Mentre si sforzava di decifrare quelle irriconoscibili parole, effimere nuvole di fumo originate dal suo sigaro si disperdevano nella fresca aria autunnale. L’uomo immaginò che qualsiasi speculazione sarebbe stata tanto assurda quanto vana: solo parlando con chi era stato sepolto lì, nella soffice terra della collina circondata dal bosco, avrebbe potuto scoprire la verità. Ma quali assurdità passavano mai per la mente di costui? I fantasmi sono creature solitarie, lontane dalla realtà dei vivi e da quella dei morti, sospesi in un eterno limbo sia d’ignoranza che di ridondanti e cicliche azioni. Se anche avesse potuto tenere una conversazione con il cadavere sepolto sotto quella lapide senza nome, cosa di per sé assurda, non avrebbe ottenuto altro che angoscia ed ulteriori domande: è risaputo che i morti non possiedono alcuna risposta o certezza.
Nessuna logica collegava apparentemente la sua presenza in un luogo tanto onirico ed immateriale come quello che, affidandosi ai sensi, si parava difronte ai suoi stessi occhi. Sembrava che il tempo fosse una realtà separata da quella in cui l’uomo si trovava; d’altronde, da quanto tempo era lì? Proprio come i cadaveri sepolti in quelle casse di legno marce ed invase dalle striscianti creature del sottosuolo, neppure lui aveva una risposta certa alle sue stesse domande.

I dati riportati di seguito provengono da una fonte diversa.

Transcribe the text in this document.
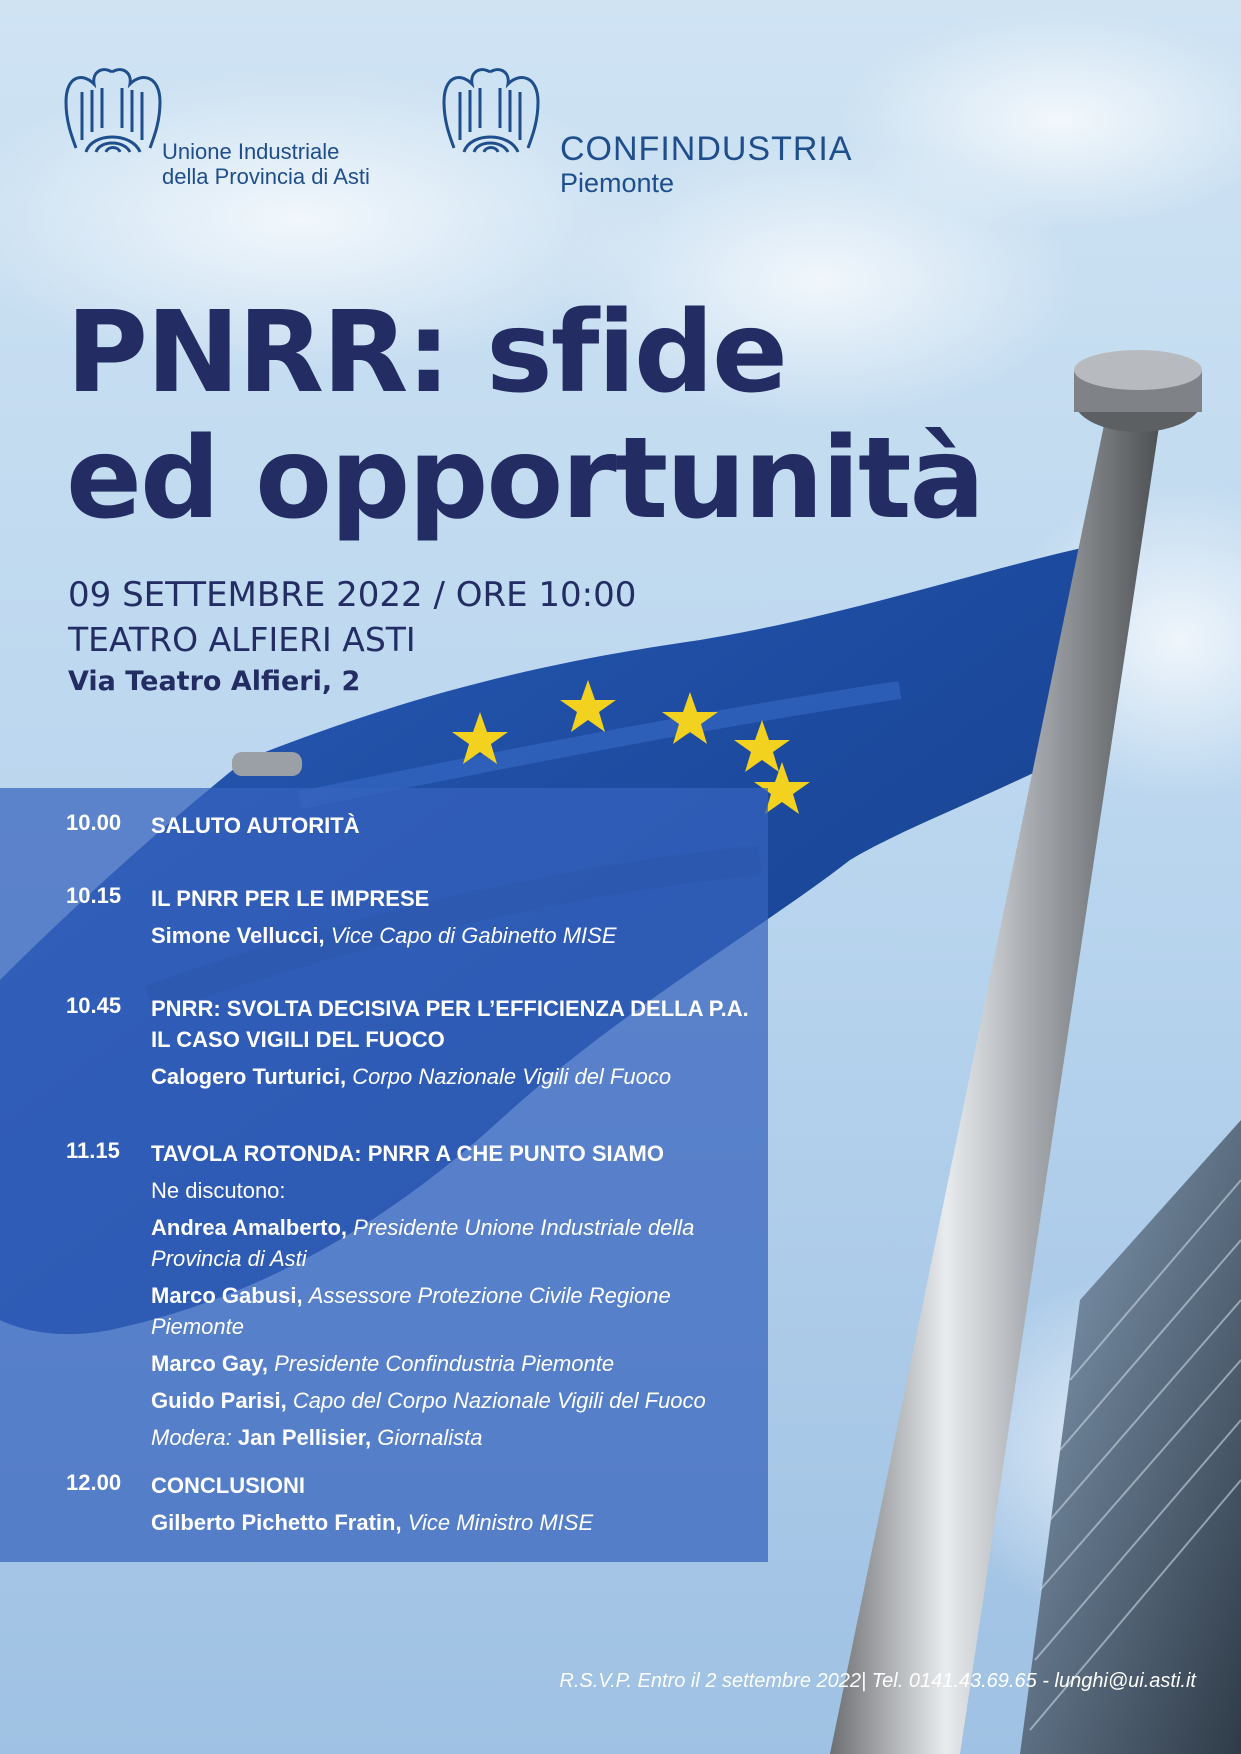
Unione Industriale
della Provincia di Asti
CONFINDUSTRIA
Piemonte
PNRR: sfide
ed opportunità
09 SETTEMBRE 2022 / ORE 10:00
TEATRO ALFIERI ASTI
Via Teatro Alfieri, 2
10.00 SALUTO AUTORITÀ
10.15 IL PNRR PER LE IMPRESE
Simone Vellucci, Vice Capo di Gabinetto MISE
10.45 PNRR: SVOLTA DECISIVA PER L’EFFICIENZA DELLA P.A.
IL CASO VIGILI DEL FUOCO
Calogero Turturici, Corpo Nazionale Vigili del Fuoco
11.15 TAVOLA ROTONDA: PNRR A CHE PUNTO SIAMO
Ne discutono:
Andrea Amalberto, Presidente Unione Industriale della Provincia di Asti
Marco Gabusi, Assessore Protezione Civile Regione Piemonte
Marco Gay, Presidente Confindustria Piemonte
Guido Parisi, Capo del Corpo Nazionale Vigili del Fuoco
Modera: Jan Pellisier, Giornalista
12.00 CONCLUSIONI
Gilberto Pichetto Fratin, Vice Ministro MISE
R.S.V.P. Entro il 2 settembre 2022| Tel. 0141.43.69.65 - lunghi@ui.asti.it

Mentre immaginava di poter udire gli angosciosi e tetri lamenti provenienti da sotto le lapidi, si accorgeva che sotto la tomba senza nome tutto taceva. Tremendi suoni provenienti dalle profondità cosmiche di questa ed altre fittizie realtà turbavano la psiche dell’uomo, sottolineando non tanto la sua strabiliante conoscenza del Tutto, quanto la sua profonda ignoranza di sé. Provava invano a tenere celata ad egli stesso una verità che, da un tempo troppo lungo per essere ricordato, era sepolta dentro di lui.
Alzandosi lentamente, lasciò che il sigaro cadesse sui gradini della chiesa e, mentre il paesaggio circostante di cui egli stesso era ormai da tempo diventato una costante non accennava a cambiare, si avvicinò alla lapide senza nome e, chinandosi su di essa, la toccò. Aveva finalmente compreso di essere lui l’ultimo tassello mancante in quella lugubre cacofonia di suoni sotterranei e così, comprendendo che nell’universo non vi era ormai più posto nè per la sua controparte eterea, nè per la sua mortale prigione fisica, lasciò che la fresca brezza autunnale dissolvesse ciò che di lui era ancora relegato su questa terra, ritornando ad occupare per l’eternità il claustrofobico e tetro mondo del sottosuolo che si dipartiva appena al di sotto della sua stessa lapide.

3 commenti su “La lapide”
  1. Evidentemente era uscito per fumarsi un sigaro e riassaporare l’aria autunnali. Ma il tempo scade velocemente anche per le uscite. Tutto poi deve rientrare con precisione dentro la realtà.
    Scritto bene.
    Sandra

  2. Bel racconto bellissimo finale, anche se io lo sfronderei della sovraggettivazione di cui hai fatto abuso.